Although millinery was negatively impacted by the trends of the 20’s, hats were still required for much of life. When the 1930s and 40s rolled around, women’s hats became even more decorated again. Even though in some ways this could be perceived as going back to “business as usual” it is undeniable that there was a major shift in the culture surrounding hats. At the turn of the 20th century everyone from the youngest schoolgirl to the oldest grandpa wore a hat out of the house. Nevertheless by the 1930’s, most teenagers did not wear hats. While fashionable older women and men were wearing hats, the new generation was not.  

The end of the 1960s arguably marked the end of hats and their status within formal life. Not only were women wearing big beehive hairstyles that could not accommodate a hat, big influences in fashion slowly stopped wearing hats, Jackie Kennedy being one of the most notable. Jackie Kennedy famously did not like wearing hats, and when she had to, she wore a small pillbox hat that was barely noticeable from the front. Other factors that likely contributed to the fall of the hat are the increased reliance on cars, whose ceilings don’t accommodate large hats, and the popularization of sunglasses, that don’t always fit with hats.

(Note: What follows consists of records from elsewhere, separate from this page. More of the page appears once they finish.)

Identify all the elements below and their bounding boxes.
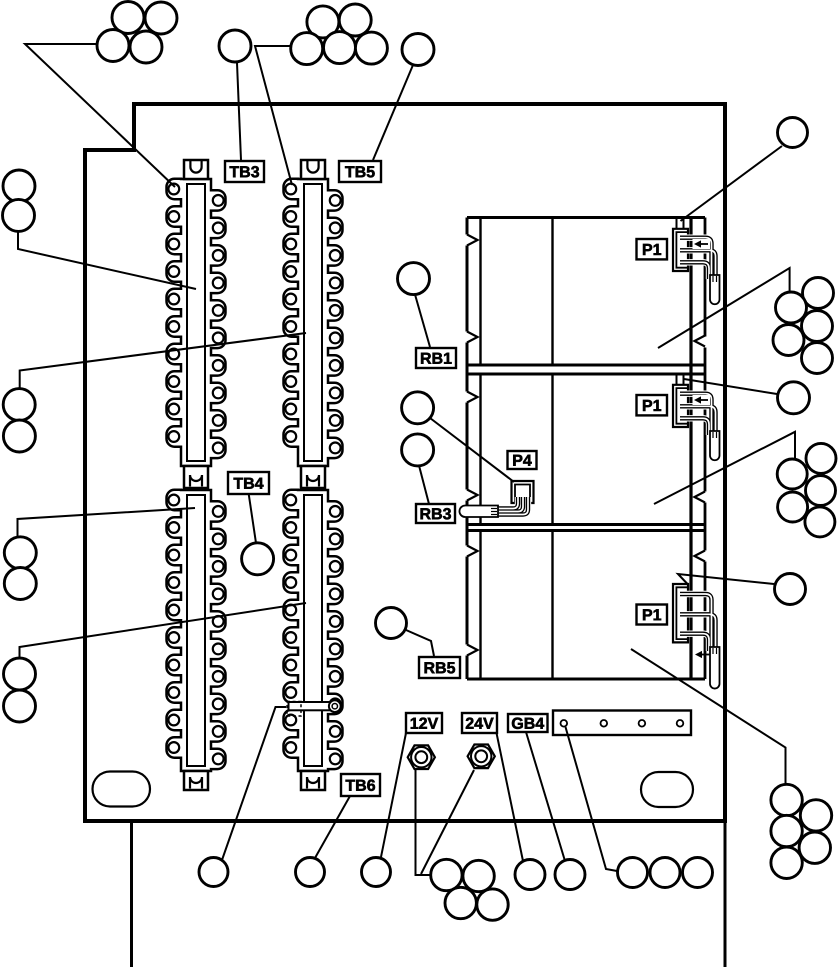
relay block 3 bottom edge bbox=[467, 678, 705, 681]
leader 12V label to balloon bbox=[381, 733, 406, 857]
leader P1 block2 to balloon bbox=[684, 379, 777, 394]
terminal block TB5 (upper-right strip) bbox=[284, 179, 343, 466]
relay block 1 inner vertical lines bbox=[479, 218, 481, 366]
terminal block TB6 (lower-right strip) bbox=[284, 490, 343, 771]
label 12V bbox=[406, 713, 442, 733]
connector P1 of relay block 2 bbox=[676, 374, 678, 385]
callout balloons cluster top-left bbox=[112, 2, 144, 34]
leader balloon to P1 block1 bbox=[681, 146, 783, 221]
connector P4 on relay block 2 bbox=[512, 481, 534, 503]
mounting slot lower-right bbox=[641, 772, 693, 807]
relay block 2 bottom edge bbox=[467, 523, 705, 526]
relay block1 left chevrons bbox=[467, 235, 478, 246]
leader jumper to balloon bbox=[222, 707, 286, 860]
leader relay block3 to right cluster bbox=[631, 649, 786, 784]
label P1 block3 bbox=[637, 605, 668, 625]
label RB1 bbox=[416, 348, 456, 368]
label TB3 bbox=[225, 161, 264, 182]
relay block2 left chevrons bbox=[467, 392, 478, 403]
ground bar GB4 with 4 holes bbox=[553, 711, 691, 736]
label TB6 bbox=[341, 774, 380, 796]
leader left pair C to TB4 strip bbox=[18, 508, 196, 536]
terminal block TB3 (upper-left strip) bbox=[167, 179, 226, 466]
label P4 bbox=[508, 451, 537, 469]
label TB5 bbox=[339, 161, 381, 182]
callout balloon TB5 bbox=[402, 34, 434, 66]
terminal block TB4 (lower-left strip) bbox=[167, 490, 226, 771]
callout balloon RB3 bbox=[402, 434, 434, 466]
leader TB6 label to balloon bbox=[315, 796, 350, 858]
callout balloon 24V bbox=[515, 860, 545, 890]
board outline (panel edge) bbox=[85, 104, 725, 821]
leader 24V stud to balloon bbox=[421, 770, 474, 874]
leader RB3 balloon to label bbox=[419, 466, 429, 505]
callout balloons bottom cluster GB bbox=[618, 858, 648, 888]
leader relay block1 to right cluster bbox=[658, 268, 790, 348]
terminal stud 12V (hex bolt) bbox=[408, 745, 435, 769]
leader TB3 label to balloon bbox=[237, 63, 241, 160]
callout balloons right cluster 3 bbox=[771, 784, 802, 815]
wire: relay rail outer right bbox=[704, 218, 707, 337]
connector P1 of relay block 3 bbox=[673, 584, 688, 642]
leader ground bar hole to balloon bbox=[566, 727, 618, 871]
relay block 1 top edge bbox=[467, 216, 705, 219]
mounting slot lower-left bbox=[93, 772, 151, 807]
leader left pair D to TB6 strip bbox=[20, 603, 307, 658]
callout balloons left pair D bbox=[4, 658, 36, 690]
leader to TB5 terminals from top balloons bbox=[255, 46, 292, 185]
label 24V bbox=[462, 713, 497, 733]
callout balloons left pair B bbox=[3, 389, 35, 421]
relay block3 left chevrons bbox=[467, 546, 478, 557]
relay block 2 inner vertical lines bbox=[479, 374, 481, 525]
label P1 block1 bbox=[637, 239, 668, 259]
relay block 3 inner vertical lines bbox=[479, 531, 481, 680]
label GB4 bbox=[508, 714, 548, 732]
relay block right chevrons bbox=[695, 336, 706, 347]
callout balloons right cluster 1 bbox=[803, 278, 834, 309]
label TB4 bbox=[228, 472, 269, 494]
leader relay block2 to right cluster bbox=[654, 432, 795, 504]
wire: relay rail left edge bbox=[466, 218, 469, 235]
leader 12V stud to balloon bbox=[416, 770, 432, 875]
relay block 3 top edge bbox=[467, 529, 705, 532]
label P1 block2 bbox=[637, 395, 668, 415]
leader to TB3 terminals from top-left balloons bbox=[25, 44, 175, 187]
callout balloons cluster top-middle bbox=[307, 6, 339, 38]
callout balloon TB3 bbox=[219, 30, 251, 62]
callout balloon RB1 bbox=[398, 263, 430, 295]
terminal stud 24V (hex bolt) bbox=[468, 745, 495, 769]
label RB3 bbox=[416, 504, 455, 523]
leader 24V label to balloon bbox=[497, 733, 524, 861]
leader TB5 label to balloon bbox=[373, 65, 413, 160]
callout balloons left pair C bbox=[4, 537, 36, 569]
callout balloon P1 middle-right bbox=[778, 382, 810, 414]
leader left pair B to TB5 strip bbox=[20, 333, 306, 389]
wire: relay rail inner right bbox=[689, 218, 692, 680]
jumper strap on terminal block TB6 bbox=[289, 702, 336, 710]
callout balloons bottom cluster 12V-24V bbox=[431, 859, 462, 890]
callout balloon P1 lower-right bbox=[775, 574, 806, 605]
leader TB4 label to balloon bbox=[249, 494, 256, 543]
relay block 2 top edge bbox=[467, 373, 705, 376]
callout balloons bottom row bbox=[199, 858, 228, 887]
leader balloon to connector P4 bbox=[430, 418, 514, 482]
leader RB5 balloon to label bbox=[406, 630, 434, 656]
wire: left enclosure line below board bbox=[130, 821, 133, 967]
callout balloon P1 top-right bbox=[778, 118, 808, 148]
leader GB4 label to balloon bbox=[526, 732, 565, 861]
callout balloon P4 bbox=[402, 392, 434, 424]
leader P1 block3 to balloon bbox=[678, 574, 774, 584]
leader left pair A to TB3 strip bbox=[18, 232, 196, 289]
callout balloons right cluster 2 bbox=[806, 443, 836, 473]
callout balloon RB5 bbox=[376, 608, 407, 639]
callout balloon GB4 bbox=[555, 860, 585, 890]
wire: right enclosure line below board bbox=[724, 821, 727, 967]
leader RB1 balloon to label bbox=[415, 295, 430, 348]
callout balloon TB4 bbox=[242, 543, 274, 575]
relay block 1 bottom edge bbox=[467, 364, 705, 367]
connector P1 of relay block 1 bbox=[676, 218, 678, 229]
label RB5 bbox=[419, 657, 460, 678]
callout balloons left pair A bbox=[3, 170, 35, 202]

Despite the many factors, like Jackie Kennedy, cars, and sunglasses, I think the biggest factor that paved the way for the hat’s downfall in popular culture was the shift towards youth and leisure in fashion. By the late 1960’s, the youth were the drivers of fashion as every relevant designer at the time wanted to cater to them. The youth were more experimental and care-free as they were not wearing their mother’s pillbox or their father’s fedora. With the shift towards youth also came the shift towards casual dressing, which has only accelerated with the 2010’s athleisure trend. Now people wear hats only in specialty situations or in casual moments. I mean, just imagine how you’d react if you saw some CEO walking around their office in a hat. 

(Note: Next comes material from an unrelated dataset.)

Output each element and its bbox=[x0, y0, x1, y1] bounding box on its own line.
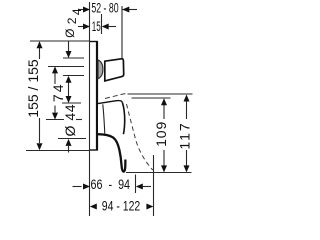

Another cultural shift that has revolutionized the way we wear clothes is the popularization of ready-to-wear clothing. In the early 20th century nearly all of the hats worn by people everyday were handmade. However, today people buy their hats from fast fashion brands or department stores and consumers are no longer willing to pay handmade bespoke prices for everyday items. Because the hats of the past were hand embellished that meant that only the richest could keep up with the cutting-edge trends. This meant that you could tell someone’s class merely by their hat. Today, with fast-fashion anyone can look rich, if only from a distance, so people don’t need the newest style of hat to improve their station in society. In fact, not following trends has now become a symbol of affluence. 

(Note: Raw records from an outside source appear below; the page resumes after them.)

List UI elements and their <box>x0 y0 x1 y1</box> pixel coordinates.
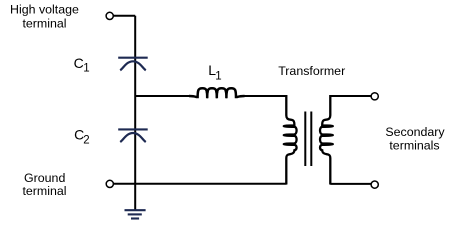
svg-text:2: 2 <box>83 135 89 147</box>
svg-text:terminals: terminals <box>389 138 439 152</box>
inductor L1 junction wedges <box>205 89 228 99</box>
svg-text:1: 1 <box>215 71 221 83</box>
svg-text:Secondary: Secondary <box>385 125 445 139</box>
inductor L1 <box>189 88 245 98</box>
svg-text:terminal: terminal <box>22 17 66 31</box>
secondary bottom terminal circle <box>371 181 378 188</box>
ground terminal circle <box>106 180 113 187</box>
capacitor C2 top plate <box>118 128 148 130</box>
svg-text:Ground: Ground <box>24 171 65 185</box>
label: L1 <box>208 62 221 82</box>
capacitor C1 top plate <box>118 57 148 59</box>
label: Ground terminal <box>22 171 66 198</box>
label: High voltage terminal <box>10 3 79 31</box>
wire: top stub from HV terminal to main vertical <box>113 15 135 17</box>
transformer core lines <box>305 112 311 167</box>
svg-text:terminal: terminal <box>22 184 66 198</box>
capacitor C2 curved plate <box>120 133 146 142</box>
wire: secondary bottom horizontal to terminal <box>330 183 371 185</box>
wire: middle horizontal from main vertical to inductor <box>135 95 192 97</box>
label: C2 <box>74 126 90 146</box>
ground symbol <box>125 210 146 218</box>
wire: middle horizontal from inductor to transformer primary corner <box>242 95 287 97</box>
high voltage terminal circle <box>106 12 113 19</box>
transformer primary winding (left coil) <box>284 95 297 185</box>
wire: main left vertical (through C1 and C2 down to ground) <box>134 16 136 210</box>
svg-text:Transformer: Transformer <box>278 64 345 78</box>
capacitor C1 curved plate <box>120 61 146 70</box>
wire: secondary top horizontal to terminal <box>330 95 371 97</box>
secondary top terminal circle <box>371 93 378 100</box>
svg-text:High voltage: High voltage <box>10 3 79 17</box>
wire: bottom horizontal from ground terminal to transformer primary <box>114 183 287 185</box>
svg-text:1: 1 <box>83 63 89 75</box>
label: Secondary terminals <box>385 125 445 152</box>
transformer secondary winding (right coil, mirror of left) <box>320 95 333 185</box>
label: C1 <box>74 55 90 74</box>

All of this complicates the hat’s situation in today’s world. Women no longer dress in floor length skirts to run errands and men only don suits in the most formal occasions, so why would we wear the hats that went with them? Despite the fact that humans have a habit declaring that they’ll never wear a certain outdated trend ever again, fashion is nothing if not cyclical. So it makes sense that something as common as hats would become popular again. With hats, what we have lost in ubiquity we have gained in creativity and distinction. Because not everyone is wearing the same felt hat everyday, what hat someone chooses to wear can tell you a lot about them. Wearing a beret signals you are artsy and cultured, wearing a beanie shows you like to follow trends, and wearing a fedora easily acts like birth control. Not to mention the reaction you’ll get if you wear a certain red baseball cap. 

In a world where it feels like everything has been done before, hats are still a new frontier. Putting on the right hat is an easy way to signal your membership of a group or your individuality. Hats have an additional bonus of being relatively cheap in comparison to other items of clothing. With everything becoming so expensive, hats could become an attainable way for the average person to switch up their style. Hats can make you look more distinguished or more casual. They can tone down an eccentric outfit or make you stand out even more. With hats the possibilities are endless and it’s time we bring them back!